How to Buy AI Hardware Without Regret

On the DGX Spark and other platforms

If you want to see what anxiety looks like in spreadsheet form, ask a CTO to justify a big AI hardware purchase. It’s a peculiar kind of stress, sharper than with most tech investments, because the ground moves faster. AI hardware evolves so quickly that by the time you’ve unpacked your shiny new GPUs, the next model is already twice as fast and uses half the power. The classic trap: you finally hit the target, only to find the whole game has moved. Its even harder for individuals with normal household budgets.

Why is this so much harder than, say, buying servers or even software? Because you can patch software. Hardware is a bet you can’t take back. Once you’ve bought those racks, they’re yours, for better or worse, until they’re scrap. And AI is particularly cruel in this regard. The pace of change isn’t just fast—it’s unpredictable. You’re not just racing Moore’s Law; you’re racing a whole field of algorithms and architectures that might suddenly make your investment irrelevant.

The GPU treadmill is the best example. Nvidia, the current king of the hill, releases new architectures every year or so. Each leap is big enough to make last year’s flagship feel like a used Corolla. Worse, the requirements for AI models keep shifting too. Today it’s about compute; tomorrow it might be memory bandwidth (and probably will be), or some new specialized core. You thought you bought a racecar, but now the race is on water.

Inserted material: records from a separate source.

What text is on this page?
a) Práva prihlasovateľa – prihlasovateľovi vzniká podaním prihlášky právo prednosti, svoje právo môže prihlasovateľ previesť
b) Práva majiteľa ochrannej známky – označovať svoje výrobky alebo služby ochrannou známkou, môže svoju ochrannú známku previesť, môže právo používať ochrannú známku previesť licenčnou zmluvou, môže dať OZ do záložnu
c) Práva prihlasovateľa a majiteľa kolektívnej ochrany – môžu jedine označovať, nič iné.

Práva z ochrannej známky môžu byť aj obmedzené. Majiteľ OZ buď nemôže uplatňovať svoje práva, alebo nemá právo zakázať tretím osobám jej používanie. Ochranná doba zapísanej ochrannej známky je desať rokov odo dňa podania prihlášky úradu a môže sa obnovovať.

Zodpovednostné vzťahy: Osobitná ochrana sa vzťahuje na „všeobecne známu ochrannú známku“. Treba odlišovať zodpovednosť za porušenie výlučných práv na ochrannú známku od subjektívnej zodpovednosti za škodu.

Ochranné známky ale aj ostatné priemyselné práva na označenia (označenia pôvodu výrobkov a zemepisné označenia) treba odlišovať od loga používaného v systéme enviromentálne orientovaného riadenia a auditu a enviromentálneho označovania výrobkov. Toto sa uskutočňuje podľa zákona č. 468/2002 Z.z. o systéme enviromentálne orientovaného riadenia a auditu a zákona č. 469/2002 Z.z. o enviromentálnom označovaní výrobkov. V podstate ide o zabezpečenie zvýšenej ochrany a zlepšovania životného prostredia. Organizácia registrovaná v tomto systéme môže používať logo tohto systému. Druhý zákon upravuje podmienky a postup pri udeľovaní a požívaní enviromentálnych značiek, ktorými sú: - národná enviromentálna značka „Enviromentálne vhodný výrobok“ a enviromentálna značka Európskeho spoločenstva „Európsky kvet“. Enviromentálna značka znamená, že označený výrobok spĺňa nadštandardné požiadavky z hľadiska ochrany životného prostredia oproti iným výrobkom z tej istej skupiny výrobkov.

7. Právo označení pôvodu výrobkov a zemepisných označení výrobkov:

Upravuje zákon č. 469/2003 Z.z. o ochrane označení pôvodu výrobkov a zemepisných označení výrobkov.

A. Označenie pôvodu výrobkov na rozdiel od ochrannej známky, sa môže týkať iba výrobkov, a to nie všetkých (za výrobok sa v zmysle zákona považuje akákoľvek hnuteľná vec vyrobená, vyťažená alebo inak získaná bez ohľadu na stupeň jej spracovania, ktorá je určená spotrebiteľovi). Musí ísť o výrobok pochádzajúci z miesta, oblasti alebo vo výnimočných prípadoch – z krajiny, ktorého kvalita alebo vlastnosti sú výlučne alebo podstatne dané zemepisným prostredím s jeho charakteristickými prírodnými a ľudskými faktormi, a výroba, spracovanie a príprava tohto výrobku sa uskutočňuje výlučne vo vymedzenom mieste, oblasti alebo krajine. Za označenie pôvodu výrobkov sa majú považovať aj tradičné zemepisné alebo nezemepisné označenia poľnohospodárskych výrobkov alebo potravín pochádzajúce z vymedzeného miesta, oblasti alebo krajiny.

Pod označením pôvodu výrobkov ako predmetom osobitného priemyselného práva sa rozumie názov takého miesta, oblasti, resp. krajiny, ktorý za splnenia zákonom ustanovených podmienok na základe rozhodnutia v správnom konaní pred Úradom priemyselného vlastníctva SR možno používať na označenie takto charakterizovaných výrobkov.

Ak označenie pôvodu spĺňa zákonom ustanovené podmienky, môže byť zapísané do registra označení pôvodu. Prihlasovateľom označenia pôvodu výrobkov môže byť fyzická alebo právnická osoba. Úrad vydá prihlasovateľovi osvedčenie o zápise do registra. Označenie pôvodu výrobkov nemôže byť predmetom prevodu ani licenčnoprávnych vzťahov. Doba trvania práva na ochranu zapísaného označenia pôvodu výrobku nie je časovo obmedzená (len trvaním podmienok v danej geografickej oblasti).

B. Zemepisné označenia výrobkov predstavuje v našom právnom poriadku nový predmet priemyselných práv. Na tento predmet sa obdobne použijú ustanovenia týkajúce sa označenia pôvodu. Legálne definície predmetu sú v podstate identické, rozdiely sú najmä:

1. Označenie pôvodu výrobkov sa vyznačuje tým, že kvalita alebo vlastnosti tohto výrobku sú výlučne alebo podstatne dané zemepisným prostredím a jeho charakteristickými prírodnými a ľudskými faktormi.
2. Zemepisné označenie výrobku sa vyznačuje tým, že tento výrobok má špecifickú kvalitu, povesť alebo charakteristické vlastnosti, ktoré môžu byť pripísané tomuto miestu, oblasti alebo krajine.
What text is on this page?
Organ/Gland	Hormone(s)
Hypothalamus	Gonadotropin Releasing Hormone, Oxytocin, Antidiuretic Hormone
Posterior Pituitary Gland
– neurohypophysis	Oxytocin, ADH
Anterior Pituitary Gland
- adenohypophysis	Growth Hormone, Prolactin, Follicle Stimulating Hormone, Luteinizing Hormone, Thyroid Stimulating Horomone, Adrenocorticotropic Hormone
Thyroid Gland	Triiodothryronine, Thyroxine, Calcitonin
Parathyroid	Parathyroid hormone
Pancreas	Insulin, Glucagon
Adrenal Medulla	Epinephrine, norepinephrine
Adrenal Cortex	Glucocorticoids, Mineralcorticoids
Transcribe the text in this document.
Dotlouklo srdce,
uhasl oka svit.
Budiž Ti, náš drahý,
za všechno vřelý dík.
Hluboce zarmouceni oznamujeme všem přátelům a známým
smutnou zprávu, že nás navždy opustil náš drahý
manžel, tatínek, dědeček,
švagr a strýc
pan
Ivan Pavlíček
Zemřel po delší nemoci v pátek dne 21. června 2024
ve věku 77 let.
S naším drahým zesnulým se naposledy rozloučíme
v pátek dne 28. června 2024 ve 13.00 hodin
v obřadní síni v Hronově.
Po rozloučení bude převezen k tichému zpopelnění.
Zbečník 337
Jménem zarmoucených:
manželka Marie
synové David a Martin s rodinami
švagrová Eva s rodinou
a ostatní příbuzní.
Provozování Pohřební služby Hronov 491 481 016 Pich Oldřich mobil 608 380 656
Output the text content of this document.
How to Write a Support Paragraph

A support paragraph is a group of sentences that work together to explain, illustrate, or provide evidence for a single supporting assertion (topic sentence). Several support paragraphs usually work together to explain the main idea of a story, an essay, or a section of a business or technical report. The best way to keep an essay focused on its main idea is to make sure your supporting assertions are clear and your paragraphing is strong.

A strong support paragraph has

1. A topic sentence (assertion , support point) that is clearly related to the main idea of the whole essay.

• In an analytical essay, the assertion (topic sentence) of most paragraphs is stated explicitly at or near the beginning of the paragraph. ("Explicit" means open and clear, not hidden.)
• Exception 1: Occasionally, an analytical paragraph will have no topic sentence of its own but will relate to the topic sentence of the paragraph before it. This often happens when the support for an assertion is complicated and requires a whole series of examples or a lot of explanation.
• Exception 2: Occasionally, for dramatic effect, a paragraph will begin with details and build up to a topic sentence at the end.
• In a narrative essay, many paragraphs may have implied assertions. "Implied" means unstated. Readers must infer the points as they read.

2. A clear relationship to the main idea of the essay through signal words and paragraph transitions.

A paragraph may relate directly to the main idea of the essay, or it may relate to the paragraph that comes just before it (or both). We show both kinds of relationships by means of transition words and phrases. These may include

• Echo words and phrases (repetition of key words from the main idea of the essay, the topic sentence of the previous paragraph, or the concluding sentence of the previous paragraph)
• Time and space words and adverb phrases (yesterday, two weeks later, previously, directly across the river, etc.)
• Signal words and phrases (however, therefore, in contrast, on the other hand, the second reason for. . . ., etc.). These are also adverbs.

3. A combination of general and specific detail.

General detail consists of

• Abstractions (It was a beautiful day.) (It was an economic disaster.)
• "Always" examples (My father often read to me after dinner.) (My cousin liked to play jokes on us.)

Take the acclaimed M-series that helped Apple bring its own brand of silicon into the mainstream. These chips are well-regarded for their integration of CPU, GPU, and “neural” dies on a single chip. But the Apple Neural Engine (ANE) was not positioned properly (too opaque to develop for) so it missed the entire LLM boat. And now the kind folks in the ANEMLL open source community are trying to rehabilitate that hardware for the core use case that it was ostensibly designed to satisfy.

Some companies try to dodge this scenario by making their hardware acquisitions entirely modular. Instead of building a solid block, you make something more like Lego: pull out the old GPUs, slide in the new. This helps, but only up to a point. The pain isn’t erased, just delayed. You still have to decide when to swap things out, and you’re still stuck with the sunk cost of whatever you bought last year. And for some of these decisions, you might be preserving a bottleneck (e.g., the speed of links between components) for multiple generations, placing your operations at a stunning disadvantage. Think about buying a new car but reusing the tires from two cars prior to save money.

Leasing is another option. Rent your hardware from a cloud vendor, and let them worry about obsolescence. This works especially well for startups experimenting with new models. If you need more juice, you scale up. If you hit a dead end, you scale down. The catch is that leasing is usually more expensive in the long run, and big companies often want to own their gear for control and cost reasons. So you trade flexibility for price.

There’s also the classic psychological trap: the sunk cost fallacy. Once a company spends millions on a cluster, it’s hard to admit it’s time to move on. People keep using old hardware long after it makes sense, just because it hurts to write off the investment. In reality, the best move is often to accept the loss and switch. The real question isn’t how to avoid obsolescence, but how to get comfortable with it.

This is just the latest round in a pattern that’s been repeating for decades. Mainframes gave way to minicomputers, then to commodity servers, then to the cloud. Each wave displaced the last, and each time, the winners were the ones who adapted fastest. The AI hardware cycle moves even faster. If you get caught on the wrong side, you don’t just fall behind—you get locked in.

So what should you do? The answer isn’t to make a perfect prediction. The answer is to build for change. Make your infrastructure as flexible as possible. Keep your budgets flexible. Don’t bet the company on a particular piece of hardware. If you have to buy, consider slightly older models—they’re cheaper, the bugs are known, and if you get stuck, the loss is smaller. If you’re trying to stock up before tariffs or the next crunch for chips manufacturing, look at the cards that were produced 3 years prior. If you can lease, lease. If you can’t, build in an escape route.

And most importantly, build a culture that expects to rebuild. Don’t treat hardware as a foundation, but as scaffolding. Assume you’ll replace it sooner than you’d like. The companies that win aren’t the ones who guess right—they’re the ones who can turn fast when the next leap arrives. Versatility and hybrid approaches will win the day.

As for me, I’m focused on three routes: (1) finding good used or deadstock deals on prior-gen Nvidia cards with high VRAM; (2) investing in Apple systems with high unified memory; and (3) working with AI accelerators in the cloud to find the best price-performance matches. It would be nice to buy a bunch of DGX Spark systems on day one, but that’s probably a decision for year three, at least in my world.